LETTER SIXTEEN

The marvel of creation

London, August

MY DEAR ALICE,

It is time I started another novel — there is one waiting in the far recesses of my mind, like an octopus beneath a coral reef, occasionally putting out a feeler or two, prodding quite painfully into my conscious mind. I will have to respond, I can see: dive down and haul it out, and up into shallower, brighter waters, where I can get a good look at it, and then catch it and kill it and chop it up and fry it in batter and serve it up in some Quick Food Café. The book you mean to write is never the book you do write. A piece of fried octopus on the end of a fork, compared to the mysterious hidden majesty of the living thing. Never mind.

No? Too ridiculous a metaphor? You may be grateful that I mean to stop diverting myself by writing letters to you and get on with Amygdala. The word means the part of the brain where rage is centred. The novel is set two hundred years in the future. Publishers and agents warn me against it — not in so many words, of course, but with a faint look of pained bafflement in the face. They are good at that.

I shall send you a reading list. I hope you don’t think this is patronizing of me. You have sold more copies of The Wife’s Revenge in three months than I have of all my novels put together (well, in this country at least. Let me not go too far). I am glad to be wrong about so much; I still maintain that it is better to read than not to read, and I still deplore what you refer to as your ‘general amiable illiteracy’. Can you be developing some kind of house style?

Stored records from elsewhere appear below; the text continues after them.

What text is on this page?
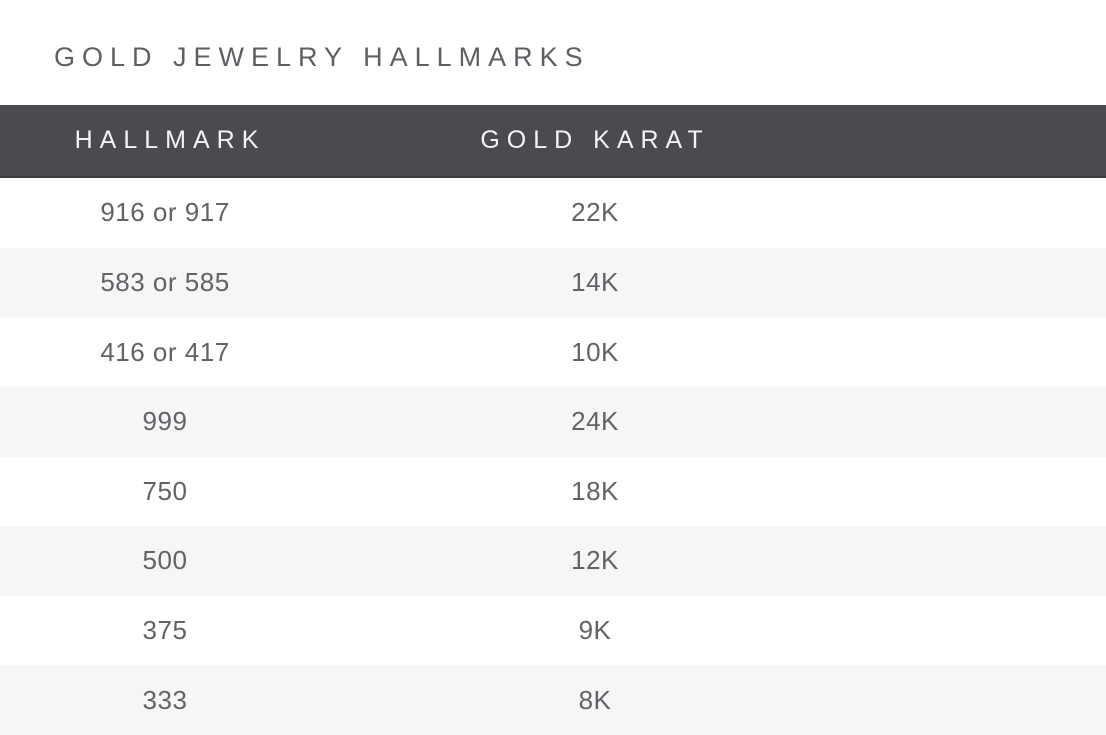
GOLD JEWELRY HALLMARKS
HALLMARK	GOLD KARAT
916 or 917	22K
583 or 585	14K
416 or 417	10K
999	24K
750	18K
500	12K
375	9K
333	8K
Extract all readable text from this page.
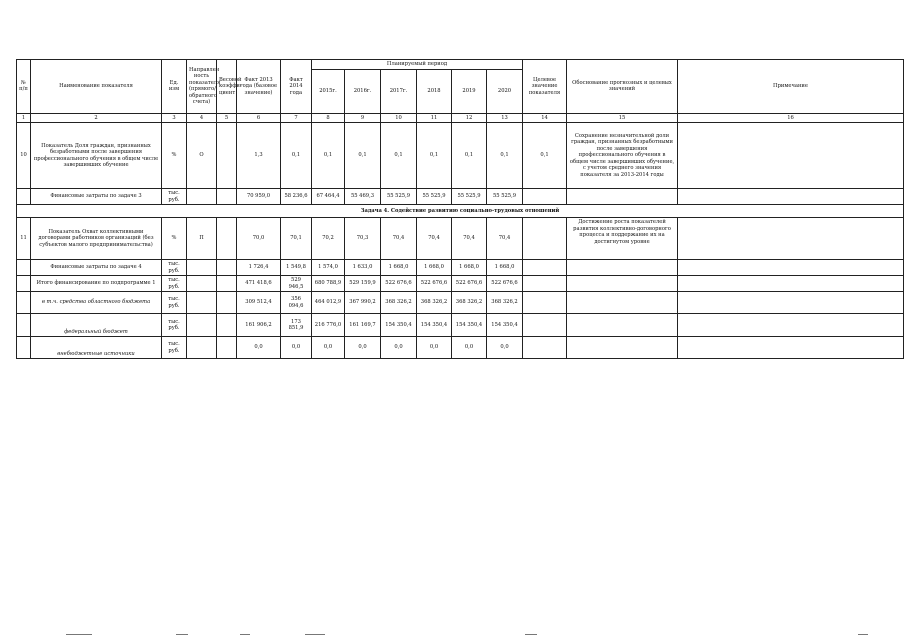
№ п/п	Наименование показателя	Ед. изм	Направлен ность показателя (прямого/ обратного счета)	Весовой коэффи- циент	Факт 2013 года (базовое значение)	Факт 2014 года	Планируемый период						Целевое значение показателя	Обоснование прогнозных и целевых значений	Примечание
							2015г.	2016г.	2017г.	2018	2019	2020			
1	2	3	4	5	6	7	8	9	10	11	12	13	14	15	16
10	Показатель Доля граждан, признанных безработными после завершения профессионального обучения в общем числе завершивших обучение	%	О		1,3	0,1	0,1	0,1	0,1	0,1	0,1	0,1	0,1	Сохранение незначительной доли граждан, признанных безработными после завершения профессионального обучения в общем числе завершивших обучение, с учетом среднего значения показателя за 2013-2014 годы	
	Финансовые затраты по задаче 3	тыс. руб.			70 959,0	58 236,6	67 464,4	55 469,3	55 525,9	55 525,9	55 525,9	55 525,9			
Задача 4. Содействие развитию социально-трудовых отношений															
11	Показатель Охват коллективными договорами работников организаций (без субъектов малого предпринимательства)	%	П		70,0	70,1	70,2	70,3	70,4	70,4	70,4	70,4		Достижение роста показателей развития коллективно-договорного процесса и поддержание их на достигнутом уровне	
	Финансовые затраты по задаче 4	тыс. руб.			1 726,4	1 549,8	1 574,0	1 633,0	1 668,0	1 668,0	1 668,0	1 668,0			
	Итого финансирование по подпрограмме 1	тыс. руб.			471 418,6	529 946,5	680 788,9	529 159,9	522 676,6	522 676,6	522 676,6	522 676,6			
	в т.ч. средства областного бюджета	тыс. руб.			309 512,4	356 094,6	464 012,9	367 990,2	368 326,2	368 326,2	368 326,2	368 326,2			
	федеральный бюджет	тыс. руб.			161 906,2	173 851,9	216 776,0	161 169,7	154 350,4	154 350,4	154 350,4	154 350,4			
	внебюджетные источники	тыс. руб.			0,0	0,0	0,0	0,0	0,0	0,0	0,0	0,0			
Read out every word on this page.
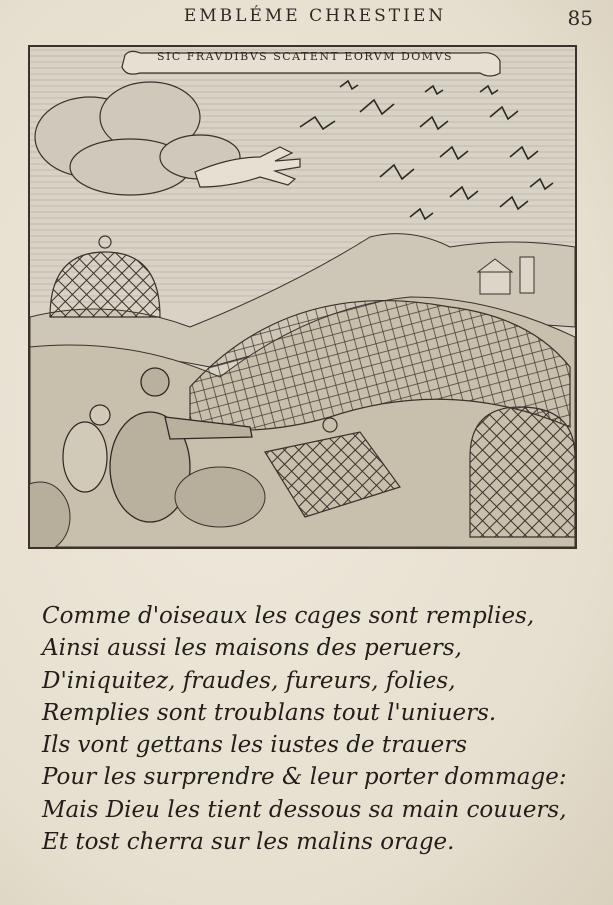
EMBLÉME CHRESTIEN	85
SIC FRAVDIBVS SCATENT EORVM DOMVS
Comme d'oiseaux les cages sont remplies,
Ainsi aussi les maisons des peruers,
D'iniquitez, fraudes, fureurs, folies,
Remplies sont troublans tout l'uniuers.
Ils vont gettans les iustes de trauers
Pour les surprendre & leur porter dommage:
Mais Dieu les tient dessous sa main couuers,
Et tost cherra sur les malins orage.
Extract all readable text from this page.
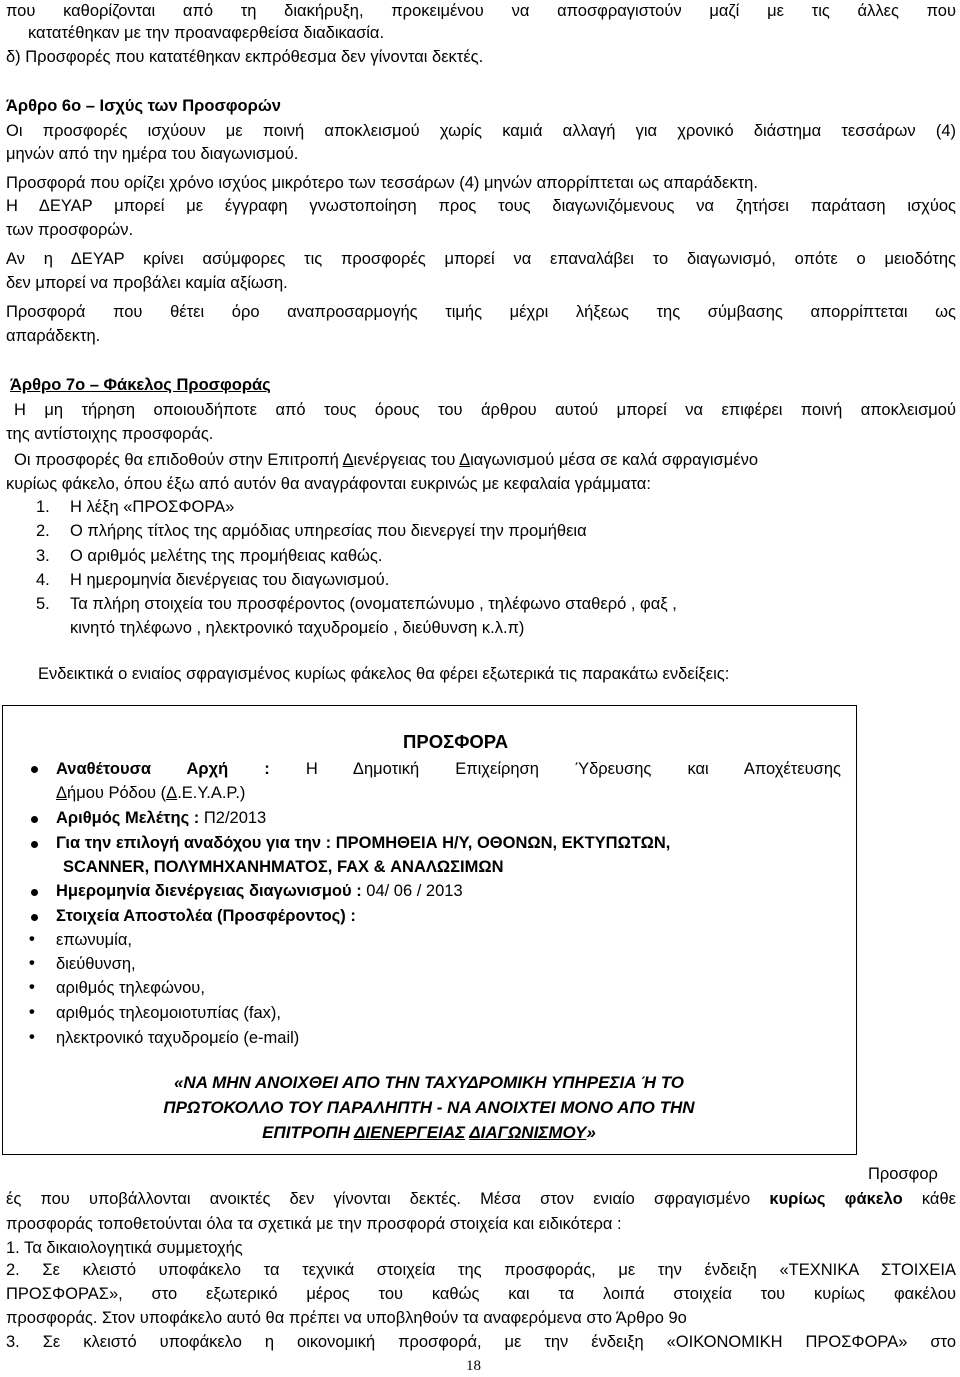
που καθορίζονται από τη διακήρυξη, προκειμένου να αποσφραγιστούν μαζί με τις άλλες που
κατατέθηκαν με την προαναφερθείσα διαδικασία.
δ) Προσφορές που κατατέθηκαν εκπρόθεσμα δεν γίνονται δεκτές.
Άρθρο 6ο – Ισχύς των Προσφορών
Οι προσφορές ισχύουν με ποινή αποκλεισμού χωρίς καμιά αλλαγή για χρονικό διάστημα τεσσάρων (4)
μηνών από την ημέρα του διαγωνισμού.
Προσφορά που ορίζει χρόνο ισχύος μικρότερο των τεσσάρων (4) μηνών απορρίπτεται ως απαράδεκτη.
Η ΔΕΥΑΡ μπορεί με έγγραφη γνωστοποίηση προς τους διαγωνιζόμενους να ζητήσει παράταση ισχύος
των προσφορών.
Αν η ΔΕΥΑΡ κρίνει ασύμφορες τις προσφορές μπορεί να επαναλάβει το διαγωνισμό, οπότε ο μειοδότης
δεν μπορεί να προβάλει καμία αξίωση.
Προσφορά που θέτει όρο αναπροσαρμογής τιμής μέχρι λήξεως της σύμβασης απορρίπτεται ως
απαράδεκτη.
Άρθρο 7ο – Φάκελος Προσφοράς
Η μη τήρηση οποιουδήποτε από τους όρους του άρθρου αυτού μπορεί να επιφέρει ποινή αποκλεισμού
της αντίστοιχης προσφοράς.
Οι προσφορές θα επιδοθούν στην Επιτροπή Διενέργειας του Διαγωνισμού μέσα σε καλά σφραγισμένο
κυρίως φάκελο, όπου έξω από αυτόν θα αναγράφονται ευκρινώς με κεφαλαία γράμματα:
1. Η λέξη «ΠΡΟΣΦΟΡΑ»
2. Ο πλήρης τίτλος της αρμόδιας υπηρεσίας που διενεργεί την προμήθεια
3. Ο αριθμός μελέτης της προμήθειας καθώς.
4. Η ημερομηνία διενέργειας του διαγωνισμού.
5. Τα πλήρη στοιχεία του προσφέροντος (ονοματεπώνυμο , τηλέφωνο σταθερό , φαξ ,
κινητό τηλέφωνο , ηλεκτρονικό ταχυδρομείο , διεύθυνση κ.λ.π)
Ενδεικτικά ο ενιαίος σφραγισμένος κυρίως φάκελος θα φέρει εξωτερικά τις παρακάτω ενδείξεις:
ΠΡΟΣΦΟΡΑ
Αναθέτουσα Αρχή : Η Δημοτική Επιχείρηση Ύδρευσης και Αποχέτευσης
Δήμου Ρόδου (Δ.Ε.Υ.Α.Ρ.)
Αριθμός Μελέτης : Π2/2013
Για την επιλογή αναδόχου για την : ΠΡΟΜΗΘΕΙΑ Η/Υ, ΟΘΟΝΩΝ, ΕΚΤΥΠΩΤΩΝ,
SCANNER, ΠΟΛΥΜΗΧΑΝΗΜΑΤΟΣ, FAX & ΑΝΑΛΩΣΙΜΩΝ
Ημερομηνία διενέργειας διαγωνισμού : 04/ 06 / 2013
Στοιχεία Αποστολέα (Προσφέροντος) :
• επωνυμία,
• διεύθυνση,
• αριθμός τηλεφώνου,
• αριθμός τηλεομοιοτυπίας (fax),
• ηλεκτρονικό ταχυδρομείο (e-mail)
«ΝΑ ΜΗΝ ΑΝΟΙΧΘΕΙ ΑΠΟ ΤΗΝ ΤΑΧΥΔΡΟΜΙΚΗ ΥΠΗΡΕΣΙΑ Ή ΤΟ
ΠΡΩΤΟΚΟΛΛΟ ΤΟΥ ΠΑΡΑΛΗΠΤΗ - ΝΑ ΑΝΟΙΧΤΕΙ ΜΟΝΟ ΑΠΟ ΤΗΝ
ΕΠΙΤΡΟΠΗ ΔΙΕΝΕΡΓΕΙΑΣ ΔΙΑΓΩΝΙΣΜΟΥ»
Προσφορ
ές που υποβάλλονται ανοικτές δεν γίνονται δεκτές. Μέσα στον ενιαίο σφραγισμένο κυρίως φάκελο κάθε
προσφοράς τοποθετούνται όλα τα σχετικά με την προσφορά στοιχεία και ειδικότερα :
1. Τα δικαιολογητικά συμμετοχής
2. Σε κλειστό υποφάκελο τα τεχνικά στοιχεία της προσφοράς, με την ένδειξη «ΤΕΧΝΙΚΑ ΣΤΟΙΧΕΙΑ
ΠΡΟΣΦΟΡΑΣ», στο εξωτερικό μέρος του καθώς και τα λοιπά στοιχεία του κυρίως φακέλου
προσφοράς. Στον υποφάκελο αυτό θα πρέπει να υποβληθούν τα αναφερόμενα στο Άρθρο 9ο
3. Σε κλειστό υποφάκελο η οικονομική προσφορά, με την ένδειξη «ΟΙΚΟΝΟΜΙΚΗ ΠΡΟΣΦΟΡΑ» στο
18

Sometimes, I think, the exhilaration of all this being so great — of ideas, notions, fantasies, speculations, claims false and valid, advice good or bad, the pattern made by altering truth as day melts into day, is great enough to make us immortal. These things have been, and so in a sense always will be: they are not finite in time. Only our bodies are that. Let them blow us all up if they want, reduce the planet to ashes (as they say) — the leap between nothing and something, once made, is always made. It is the marvel at creation that can’t be destroyed: not the creation itself. Emma’s pages here in the real world, may in the end yellow and curl and go unread. Emma’s voice may falter and fade into a final silence: ‘But, Miss Bates, we have a difficulty here…’ And yet, I do believe, though all else falls, the City of Invention will stand.

It doesn’t matter, Alice, little Alice. Here and now. Think here and now. Your mother tells me you have your own hair back again. (What you call greasy mouse, and she calls healthy, clean and natural.) Is that progress, or a talisman against success, a surfeit of attention? I hope you bear them both well. And I have been asked to tea at your house by your mother, and your father has consented to be there too, so long as I don’t talk about novels, writing, feminism, or allied subjects. I shall try to keep the conversation to pets and food, and be very happy.